The Fisheries Committee of the West Central Gulf of Guinea (FCWC) held its 12th Meeting of the West Africa Task Force (WATF) at the Southern Sun Ikoyi Hotel, in Lagos, Nigeria, on 10 -12 May 2022, to discuss ways to improve the existing regional cooperation.
The meeting brought together participants from the six Member States’ fisheries departments, and representatives from organizations including TM-Tracking (TMT), Stop Illegal Fishing, include the African Union Inter-Bureau on Animal Resources (AU-IBAR), Economic Community of West African States (ECOWAS), Environmental Justice Foundation (EJF), Friends of The Nation (FoN), Global Fishing Watch (GFW), Hen Mpoano, International MCS Network (IMCSN), Sub-Regional Fisheries Commission (SRFC), United Nations Food and Agriculture Organisation (FAO), the United Nations on Drugs and Crime (UNODC). Representatives from the fisheries ministries of Sierra Leone and Cameroon were also present as observers.

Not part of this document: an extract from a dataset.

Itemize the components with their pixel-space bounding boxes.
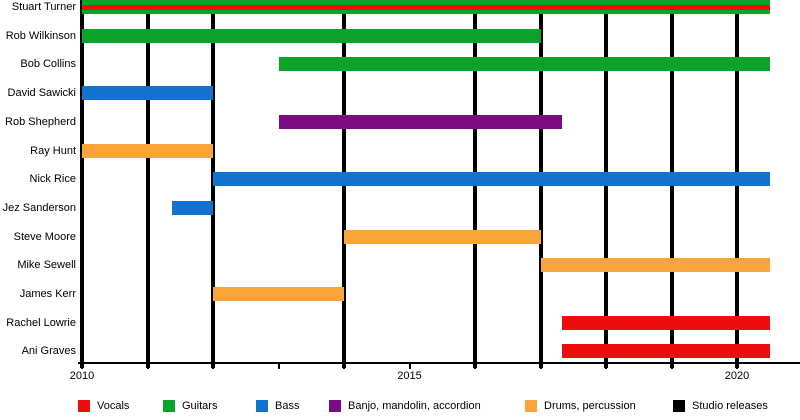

The three-day meeting was opened by Nigeria’s Federal Director of Fisheries, Ime Umoh, on behalf of the Federal Government of Nigeria, in the presence of FCWC Secretary-General, Seraphin Dedi, ECOWAS-PESCAO TA Team Lead, Dr. Amadou Tall, and TMT Executive Director, Duncan Copeland.
In opening remarks, Seraphin Dedi noted that the outcomes of the meeting would be considered in the discussions for the third phase of the FISHERIES INTELLIGENCE AND MCS SUPPORT project through which WATF was established. He urged a focus on the core objectives of the meeting to secure the sustainability of MCS achievements since the creation of the WATF, and to agree on implementing regional activities.
Dr. Amadou Tall in a speech read on behalf of ECOWAS’s Director of Agriculture and Rural Development, Dr. Allain Sy Traore, cited the signature of the tripartite MOU between ECOWAS, SRFC and FCWC as an indicator of burgeoning regional cooperation, and advances in the formalization and strengthening of regional cooperation ties.
The meeting addressed a range of themes including: a regional closed season; joint patrols; a subregional observer program; the operations and sustainability of the Regional MCS Centre established under the European Union-funded IMPROVED REGIONAL FISHERIES GOVERNANCE (PESCAO) project; cooperation with other initiatives (such as an MCS-centered AU-IBAR initiative, the tripartite TMT-GFW-IMCSN Joint Action Cell (JAC), FAO IUU Regional Coordination project); Port State Measures implementation; and Decent Work in fisheries.
A new study, TRANSHIPMENT: ISSUES AND RESPONSES IN THE FCWC REGION, which aims to provide an overview of how and where transhipment takes place, and how it impacts on the FCWC region’s fish stocks and the trade in fish, was launched at the meeting.
Key outcomes of the meeting include recommendations to submit missing information on national licensing regimes, to raise national-level awareness for a regional closed season, to complete a ten-year budget forecast for the RMCSC, to ratify international instruments to ensure Decent Work in fisheries, and to nominate focal points for the upcoming MCS capacity assessment.